Similarly, Toronto-based Corus Entertainment, which has its own animation studio that puts out such shows as “Backyardigans,” has started to look for talent in parts of Canada outside of Toronto, said Scott Dyer, who runs the animation studio.
Mr. Hirsh of WoW has been working with Sheridan College, which offers an animation specialty to increase its class size, he said.
WoW’s Rainmaker-Mainframe Studio has started adapting video game software, called Unreal Engine, to produce television series. “It does the work faster and it has an AI element,” Mr. Hirsh said. “The use of AI will become more popular.” DHX Media is also looking at implementing such software, said Josh Scherba, president at DHX.
The rush for more animated content has also pressured studios to turn around projects in quicker time, said Jay Williams, the head of growth at animation tech startup Super 78. His company markets animation software initially designed for theme park rides that they say can speed up production times for feature products substantially.

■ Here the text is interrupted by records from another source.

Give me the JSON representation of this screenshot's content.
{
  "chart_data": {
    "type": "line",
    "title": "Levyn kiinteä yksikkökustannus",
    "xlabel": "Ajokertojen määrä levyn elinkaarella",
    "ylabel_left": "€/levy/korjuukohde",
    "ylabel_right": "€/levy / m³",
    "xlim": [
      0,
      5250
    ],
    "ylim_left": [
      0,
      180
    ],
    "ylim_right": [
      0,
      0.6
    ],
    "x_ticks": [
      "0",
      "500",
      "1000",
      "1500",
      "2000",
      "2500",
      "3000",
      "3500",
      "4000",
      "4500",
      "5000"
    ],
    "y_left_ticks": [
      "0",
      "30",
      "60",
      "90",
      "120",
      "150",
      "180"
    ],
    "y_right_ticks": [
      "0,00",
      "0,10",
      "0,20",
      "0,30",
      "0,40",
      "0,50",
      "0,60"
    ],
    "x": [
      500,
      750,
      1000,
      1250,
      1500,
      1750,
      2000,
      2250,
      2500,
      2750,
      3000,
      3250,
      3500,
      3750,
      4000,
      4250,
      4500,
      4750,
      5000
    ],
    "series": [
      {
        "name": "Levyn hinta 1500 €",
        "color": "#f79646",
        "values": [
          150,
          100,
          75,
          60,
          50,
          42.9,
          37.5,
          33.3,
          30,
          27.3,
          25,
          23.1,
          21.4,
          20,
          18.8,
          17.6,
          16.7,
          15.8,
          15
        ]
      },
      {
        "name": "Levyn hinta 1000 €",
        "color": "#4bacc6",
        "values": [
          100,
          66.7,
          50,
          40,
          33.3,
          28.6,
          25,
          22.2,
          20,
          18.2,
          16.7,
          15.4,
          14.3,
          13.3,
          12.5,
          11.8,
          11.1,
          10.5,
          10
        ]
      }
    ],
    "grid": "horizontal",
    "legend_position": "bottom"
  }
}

Producers are giving more attention to rising technologies like “real-time rendering,” once used specially for the gaming world. The technique uses gaming engines like Unity and Unreal to get an instant look at what a finished product will look like, without the typical laborious process of tinkering with the look.
Some companies are relying on that for one-off projects; VR animation startup Baobab, whose backers include Peter Chernin’s investment group, Advancit Capital and Samsung, used Unity and real-time rendering to make a short that recently played at Sundance. “But we’re still a ways from that being a widely used technology across the industry,” said Alex Woo, co-founder of Kuku Studios, which is producing an animated show for preschoolers on Netflix and also has a deal with the company for a feature film.